All of Ian Murphy’s workshops are aimed to be fast paced, exciting and most certainly, challenging for the students. He often says that the success of the workshop is not just measured by the achievements on the day, but how the techniques and visual stimulus in the sketchbooks and the artwork inspire everyone going forward.
An intense and fast paced workshop designed to introduce students a range of drawing techniques and processes, starting with sketchbook practice through to development strategies and into a finished piece.
These days allow for a much more concentrated contact with a group of students. Ian Murphy can explore a greater range of techniques, and push the students to larger scale and more experimental finished pieces of artwork.
You can have a direct input into the structure of your workshop. Ian Murphy uses a large range of experimental materials and techniques Contact us to discuss the best strategy for your students and your department.
The most comprehensive solution Ian Murphy works in your school for an extended period of time, allowing for an exhibition of his work, prolonged contact with your students and possible programmes to extend into your wider school community. Residencies can only be arranged well in advance of an intended date.

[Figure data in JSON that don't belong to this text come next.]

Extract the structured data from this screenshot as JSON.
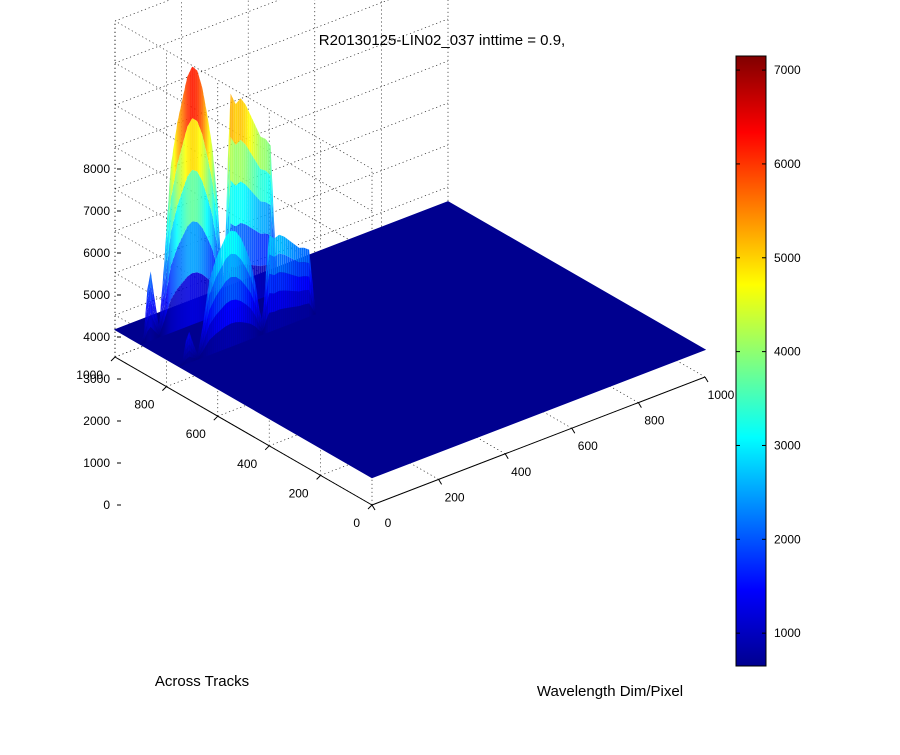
{
  "chart_data": {
    "type": "surface",
    "title": "R20130125-LIN02_037 inttime = 0.9,",
    "xlabel": "Wavelength Dim/Pixel",
    "ylabel": "Across Tracks",
    "zlabel": "",
    "x_ticks": [
      "0",
      "200",
      "400",
      "600",
      "800",
      "1000"
    ],
    "y_ticks": [
      "0",
      "200",
      "400",
      "600",
      "800",
      "1000"
    ],
    "z_ticks": [
      "0",
      "1000",
      "2000",
      "3000",
      "4000",
      "5000",
      "6000",
      "7000",
      "8000"
    ],
    "xlim": [
      0,
      1000
    ],
    "ylim": [
      0,
      1000
    ],
    "zlim": [
      0,
      8000
    ],
    "grid": true,
    "colormap": "jet",
    "colorbar": {
      "position": "right",
      "range": [
        650,
        7150
      ],
      "ticks": [
        "1000",
        "2000",
        "3000",
        "4000",
        "5000",
        "6000",
        "7000"
      ]
    },
    "baseline_value": 650,
    "profile_x": [
      0,
      10,
      20,
      30,
      40,
      55,
      70,
      90,
      110,
      125,
      140,
      155,
      170,
      185,
      200,
      215,
      230,
      240,
      248,
      255,
      262,
      270,
      285,
      300,
      315,
      330,
      345,
      360,
      375,
      390,
      410
    ],
    "profile_z": [
      650,
      900,
      1900,
      2300,
      1700,
      900,
      2300,
      4600,
      5600,
      6100,
      6600,
      6800,
      6650,
      6200,
      5500,
      4700,
      3400,
      2100,
      1500,
      2400,
      4300,
      5800,
      5500,
      5600,
      5400,
      5100,
      4800,
      4500,
      4400,
      4200,
      650
    ],
    "rows_y": [
      750,
      900
    ],
    "row_scales": [
      0.45,
      1.0
    ]
  }
}
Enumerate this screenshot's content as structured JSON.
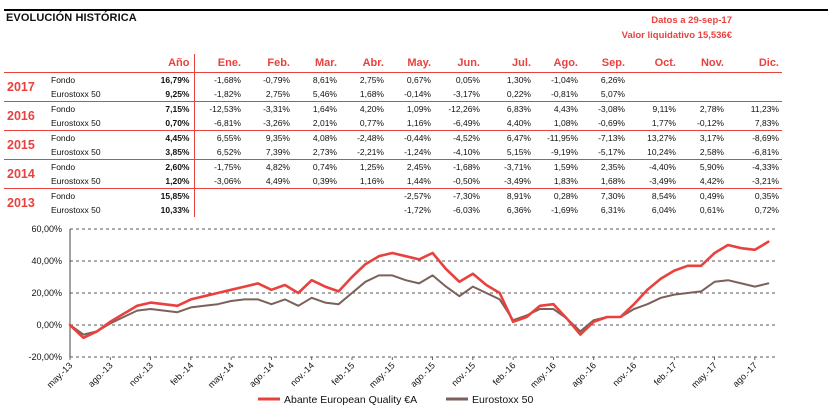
{
  "header": {
    "title": "EVOLUCIÓN HISTÓRICA",
    "date_line": "Datos a 29-sep-17",
    "nav_line": "Valor liquidativo 15,536€"
  },
  "table": {
    "columns": [
      "Año",
      "Ene.",
      "Feb.",
      "Mar.",
      "Abr.",
      "May.",
      "Jun.",
      "Jul.",
      "Ago.",
      "Sep.",
      "Oct.",
      "Nov.",
      "Dic."
    ],
    "groups": [
      {
        "year": "2017",
        "rows": [
          {
            "name": "Fondo",
            "values": [
              "16,79%",
              "-1,68%",
              "-0,79%",
              "8,61%",
              "2,75%",
              "0,67%",
              "0,05%",
              "1,30%",
              "-1,04%",
              "6,26%",
              "",
              "",
              ""
            ]
          },
          {
            "name": "Eurostoxx 50",
            "values": [
              "9,25%",
              "-1,82%",
              "2,75%",
              "5,46%",
              "1,68%",
              "-0,14%",
              "-3,17%",
              "0,22%",
              "-0,81%",
              "5,07%",
              "",
              "",
              ""
            ]
          }
        ]
      },
      {
        "year": "2016",
        "rows": [
          {
            "name": "Fondo",
            "values": [
              "7,15%",
              "-12,53%",
              "-3,31%",
              "1,64%",
              "4,20%",
              "1,09%",
              "-12,26%",
              "6,83%",
              "4,43%",
              "-3,08%",
              "9,11%",
              "2,78%",
              "11,23%"
            ]
          },
          {
            "name": "Eurostoxx 50",
            "values": [
              "0,70%",
              "-6,81%",
              "-3,26%",
              "2,01%",
              "0,77%",
              "1,16%",
              "-6,49%",
              "4,40%",
              "1,08%",
              "-0,69%",
              "1,77%",
              "-0,12%",
              "7,83%"
            ]
          }
        ]
      },
      {
        "year": "2015",
        "rows": [
          {
            "name": "Fondo",
            "values": [
              "4,45%",
              "6,55%",
              "9,35%",
              "4,08%",
              "-2,48%",
              "-0,44%",
              "-4,52%",
              "6,47%",
              "-11,95%",
              "-7,13%",
              "13,27%",
              "3,17%",
              "-8,69%"
            ]
          },
          {
            "name": "Eurostoxx 50",
            "values": [
              "3,85%",
              "6,52%",
              "7,39%",
              "2,73%",
              "-2,21%",
              "-1,24%",
              "-4,10%",
              "5,15%",
              "-9,19%",
              "-5,17%",
              "10,24%",
              "2,58%",
              "-6,81%"
            ]
          }
        ]
      },
      {
        "year": "2014",
        "rows": [
          {
            "name": "Fondo",
            "values": [
              "2,60%",
              "-1,75%",
              "4,82%",
              "0,74%",
              "1,25%",
              "2,45%",
              "-1,68%",
              "-3,71%",
              "1,59%",
              "2,35%",
              "-4,40%",
              "5,90%",
              "-4,33%"
            ]
          },
          {
            "name": "Eurostoxx 50",
            "values": [
              "1,20%",
              "-3,06%",
              "4,49%",
              "0,39%",
              "1,16%",
              "1,44%",
              "-0,50%",
              "-3,49%",
              "1,83%",
              "1,68%",
              "-3,49%",
              "4,42%",
              "-3,21%"
            ]
          }
        ]
      },
      {
        "year": "2013",
        "rows": [
          {
            "name": "Fondo",
            "values": [
              "15,85%",
              "",
              "",
              "",
              "",
              "-2,57%",
              "-7,30%",
              "8,91%",
              "0,28%",
              "7,30%",
              "8,54%",
              "0,49%",
              "0,35%"
            ]
          },
          {
            "name": "Eurostoxx 50",
            "values": [
              "10,33%",
              "",
              "",
              "",
              "",
              "-1,72%",
              "-6,03%",
              "6,36%",
              "-1,69%",
              "6,31%",
              "6,04%",
              "0,61%",
              "0,72%"
            ]
          }
        ]
      }
    ]
  },
  "chart_data": {
    "type": "line",
    "title": "",
    "xlabel": "",
    "ylabel": "",
    "ylim": [
      -20,
      60
    ],
    "y_ticks": [
      "60,00%",
      "40,00%",
      "20,00%",
      "0,00%",
      "-20,00%"
    ],
    "y_tick_values": [
      60,
      40,
      20,
      0,
      -20
    ],
    "grid": "horizontal-dashed",
    "x_ticks": [
      "may.-13",
      "ago.-13",
      "nov.-13",
      "feb.-14",
      "may.-14",
      "ago.-14",
      "nov.-14",
      "feb.-15",
      "may.-15",
      "ago.-15",
      "nov.-15",
      "feb.-16",
      "may.-16",
      "ago.-16",
      "nov.-16",
      "feb.-17",
      "may.-17",
      "ago.-17"
    ],
    "x_labels": [
      "may.-13",
      "jun.-13",
      "jul.-13",
      "ago.-13",
      "sep.-13",
      "oct.-13",
      "nov.-13",
      "dic.-13",
      "ene.-14",
      "feb.-14",
      "mar.-14",
      "abr.-14",
      "may.-14",
      "jun.-14",
      "jul.-14",
      "ago.-14",
      "sep.-14",
      "oct.-14",
      "nov.-14",
      "dic.-14",
      "ene.-15",
      "feb.-15",
      "mar.-15",
      "abr.-15",
      "may.-15",
      "jun.-15",
      "jul.-15",
      "ago.-15",
      "sep.-15",
      "oct.-15",
      "nov.-15",
      "dic.-15",
      "ene.-16",
      "feb.-16",
      "mar.-16",
      "abr.-16",
      "may.-16",
      "jun.-16",
      "jul.-16",
      "ago.-16",
      "sep.-16",
      "oct.-16",
      "nov.-16",
      "dic.-16",
      "ene.-17",
      "feb.-17",
      "mar.-17",
      "abr.-17",
      "may.-17",
      "jun.-17",
      "jul.-17",
      "ago.-17",
      "sep.-17"
    ],
    "x": [
      0,
      1,
      2,
      3,
      4,
      5,
      6,
      7,
      8,
      9,
      10,
      11,
      12,
      13,
      14,
      15,
      16,
      17,
      18,
      19,
      20,
      21,
      22,
      23,
      24,
      25,
      26,
      27,
      28,
      29,
      30,
      31,
      32,
      33,
      34,
      35,
      36,
      37,
      38,
      39,
      40,
      41,
      42,
      43,
      44,
      45,
      46,
      47,
      48,
      49,
      50,
      51,
      52
    ],
    "x_range": [
      0,
      52.5
    ],
    "series": [
      {
        "name": "Abante European Quality €A",
        "color": "#e8423f",
        "values": [
          0,
          -8,
          -4,
          2,
          7,
          12,
          14,
          13,
          12,
          16,
          18,
          20,
          22,
          24,
          26,
          22,
          25,
          20,
          28,
          24,
          21,
          30,
          38,
          43,
          45,
          43,
          41,
          45,
          35,
          27,
          32,
          25,
          20,
          2,
          5,
          12,
          13,
          4,
          -6,
          2,
          5,
          5,
          13,
          22,
          29,
          34,
          37,
          37,
          45,
          50,
          48,
          47,
          52
        ]
      },
      {
        "name": "Eurostoxx 50",
        "color": "#7b615a",
        "values": [
          0,
          -6,
          -4,
          1,
          5,
          9,
          10,
          9,
          8,
          11,
          12,
          13,
          15,
          16,
          16,
          13,
          16,
          12,
          17,
          14,
          13,
          20,
          27,
          31,
          31,
          28,
          26,
          31,
          24,
          18,
          24,
          20,
          16,
          3,
          6,
          10,
          10,
          4,
          -4,
          3,
          5,
          5,
          10,
          13,
          17,
          19,
          20,
          21,
          27,
          28,
          26,
          24,
          26
        ]
      }
    ],
    "legend": [
      "Abante European Quality €A",
      "Eurostoxx 50"
    ],
    "legend_position": "bottom"
  }
}
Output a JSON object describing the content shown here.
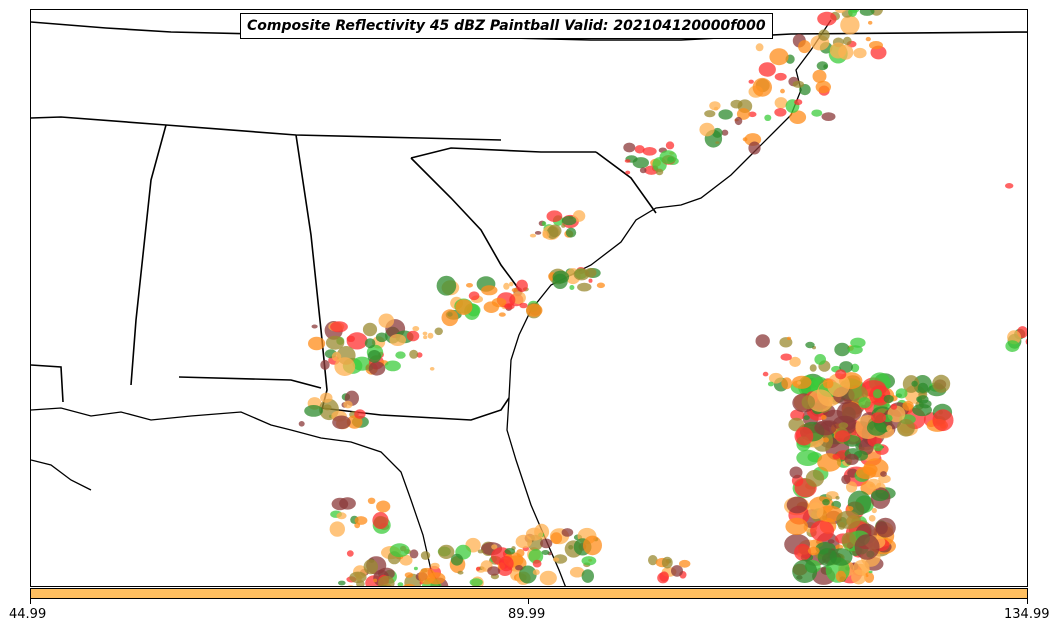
{
  "title": "Composite Reflectivity 45 dBZ Paintball Valid: 202104120000f000",
  "colorbar": {
    "color": "#ffbf60",
    "ticks": [
      "44.99",
      "89.99",
      "134.99"
    ]
  },
  "member_colors": [
    "#ff3030",
    "#ff8c1a",
    "#ffb050",
    "#3ccc3c",
    "#2e8b2e",
    "#8b3a3a",
    "#9a8a30"
  ],
  "map_features": [
    "state-borders",
    "coastline"
  ]
}
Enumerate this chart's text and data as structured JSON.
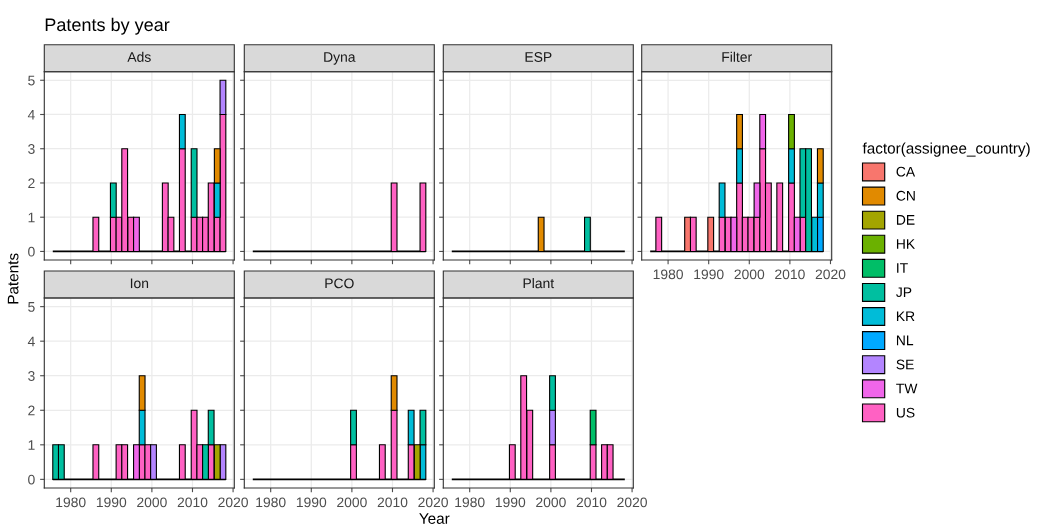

Structuring the best workshop for your school or college is always our top priority, and with so many variables to consider, e.g. The number of days your funding allows, the restrictions of school timetables and room availability, etc. we know that good planning is essential.
We are quite happy to make your workshop ‘bespoke’ to suit your department strengths (or weaknesses), but essentially we always stress that the longer time we can get for Ian Murphy to work with your students, the better the results will be.
Knowing your students, the course they are studying, and the space available for them to work in, plays such an important part in the planning.
Ian Murphy workshops always follow his own particular creative lines of development, and as such, allow the students to experience the same critical artistic journey from the sketchbook drawing all the way through to the final artworks.
This is a very common question from teachers when they are preparing to host a workshop, and something we acknowledge can be influenced by funding issues, and awards from external art groups and societies etc.
Ian Murphy is happy to work with ANY number of students, whether it is a single group or a combination of classes. In the past this has ranged from intimate size groups of 10, through to schools that have had to facilitate a workshop to all their exam classes which has totalled over 80. We know that end of Key stage 3 and GCSE groups will likely be larger than A level or International Baccalaureate classes, so we just ask you to consider; what would you like your students to achieve in the day/s workshop; to get a taster of the mixed media processes, or would you like to create art works that are much more resolved?
Ian Murphy always aims to create the best creative environment possible for art students to work in, as such he always brings a lot of his artwork ranging from his sketchbooks through to the development drawings and paintings. The aim is to let everyone observe, first hand, the techniques and processes they are going to learn throughout the workshop/course. It is ideal if this work can be displayed in a safe manner, and be easily visible to everyone in the working space throughout the session.
Sometimes, if the working space allows, the work can be put onto boards or walls around the room, if not, the work can be initially placed on the tables and then stored safely once the students own work commences.
Allowing the students to see and touch his artwork and sketchbooks is such an important part of the introductory process and one that Ian Murphy sees as an invaluable way to motivate the students for the challenges that lie ahead during the sessions.
This is the integral part of Ian Murphy’s starting process, and is always the first element of the practical sessions that he delivers to a student group. The length of your workshop dictates the amount of variation that he will introduce during this session.
Here, during an extended workshop, a group of students are working from their local natural environment.
“I like to challenge the students to work quickly in these first drawing sessions, I think it allows them to gain experience of making energetic and spontaneous marks, which is exactly the way I work on location.”